In a corner of the Mojave Desert in California, sits a naval air base called China Lake. It is the size of that key metaphor for the sizes of large areas — the state of Rhode Island. Located in a desert many miles from the dense population areas, it is the perfect place to develop and test the latest high explosive compounds.
China Lake is where CL-20 was developed.
More commonly called CL-20 for some reason (the CL is for China Lake, of course), the cage-like molecule hexanitrohexaazaisowurzitane is more powerful than HMX (9,660 meters per second detonation velocity, to HMX's 9,100), and denser, fully twice the density of water. Developed in 1986 by Arnold Neilsen, it is one of the densest organic molecules known, and has the highest energy content.
Two things give CL-20 its advantage over HMX, the previous record holder for most powerful explosive. First, it has a higher oxygen balance, so more of the carbon atoms are oxidized. In addition, the cage structure has several strained bonds. Bonds that normally would end up at 120 degrees are pushed and pulled into different angles. Like bending a bow to shoot an arrow, these strained bonds store extra energy in the molecule, above that delivered when the molecule rearranges into the reaction products. These strained bonds also make the compound denser, increasing its performance.
CL-20 is a little more sensitive than HMX (closer to PETN, one of the least stable of the modern military explosives), but it is most commonly bonded to rubbery polymers in a polymer bonded explosive, which helps to manage the sensitivity. In mixtures with HMX and TNT, it improves the performance of the other explosives, and gains some of their insensitivity.
Because of the complexity of the molecule, a view from another angle is interesting:
One of the ways to reduce sensitivity to friction and impact or shock is to co-crystallize the molecule with another, less sensitive, high explosive. In a co-crystal, molecules of one substance combine with those of another in integer combinations, such as 1:1 or 2:1. In a co-crystal of CL-20 and HMX, there are two CL-20 molecules to each HMX molecule, in a nice regular crystal structure.
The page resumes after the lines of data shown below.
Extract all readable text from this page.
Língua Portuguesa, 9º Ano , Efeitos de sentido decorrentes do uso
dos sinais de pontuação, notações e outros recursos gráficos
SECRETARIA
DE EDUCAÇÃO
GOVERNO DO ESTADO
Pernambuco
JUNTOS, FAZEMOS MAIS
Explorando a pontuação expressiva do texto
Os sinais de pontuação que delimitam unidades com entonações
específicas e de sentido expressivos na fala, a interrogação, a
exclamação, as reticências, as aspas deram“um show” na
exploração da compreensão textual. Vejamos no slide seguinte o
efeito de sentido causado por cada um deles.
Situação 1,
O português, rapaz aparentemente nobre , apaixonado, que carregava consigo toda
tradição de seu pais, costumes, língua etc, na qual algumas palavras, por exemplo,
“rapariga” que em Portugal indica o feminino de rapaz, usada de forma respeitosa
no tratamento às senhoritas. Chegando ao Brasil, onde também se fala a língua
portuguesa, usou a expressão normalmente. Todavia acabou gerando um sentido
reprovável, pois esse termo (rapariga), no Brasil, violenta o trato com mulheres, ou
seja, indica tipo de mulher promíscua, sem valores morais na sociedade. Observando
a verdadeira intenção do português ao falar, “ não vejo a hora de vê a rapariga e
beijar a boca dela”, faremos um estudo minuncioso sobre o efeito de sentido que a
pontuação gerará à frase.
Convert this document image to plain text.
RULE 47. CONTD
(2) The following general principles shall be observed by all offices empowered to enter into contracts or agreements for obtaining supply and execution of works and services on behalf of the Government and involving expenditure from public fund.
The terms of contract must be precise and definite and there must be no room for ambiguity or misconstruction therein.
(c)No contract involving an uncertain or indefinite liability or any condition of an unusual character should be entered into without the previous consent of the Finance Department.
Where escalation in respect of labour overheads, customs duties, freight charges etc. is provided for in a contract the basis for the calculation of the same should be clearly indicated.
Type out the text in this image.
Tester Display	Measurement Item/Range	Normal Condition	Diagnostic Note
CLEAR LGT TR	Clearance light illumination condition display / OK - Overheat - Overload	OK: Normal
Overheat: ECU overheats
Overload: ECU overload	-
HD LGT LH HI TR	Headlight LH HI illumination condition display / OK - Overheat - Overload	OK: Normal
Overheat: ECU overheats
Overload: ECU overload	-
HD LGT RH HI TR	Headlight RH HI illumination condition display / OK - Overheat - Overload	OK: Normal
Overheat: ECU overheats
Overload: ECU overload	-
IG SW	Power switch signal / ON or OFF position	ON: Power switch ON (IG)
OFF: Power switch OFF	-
This reduces the detonation velocity to 9,470 meters per second, what would be expected as an average of the two explosives. However, the surprise was that the sensitivity was the same as plain HMX. The co-crystallization seems to have made the CL-20 more stable, and the HMX becomes the limiting factor. The increased density of the result makes the mixture 20% more powerful than HMX.
As a high-energy molecule, it finds uses besides as an explosive. It has been developed as an efficient solid rocket fuel, with the advantage that (because of its oxygen balance) it produces less smoke than the mixtures it replaces. Its high density also means more propellant can be packed into the missile, giving it more range and speed. As unmanned aerial vehicles get smaller, there is a premium put on the size of the arms they carry.
The current cost (in 2015) is over a thousand dollars per kilogram. This is expected to drop tenfold, into the HMX price range, when production scales up.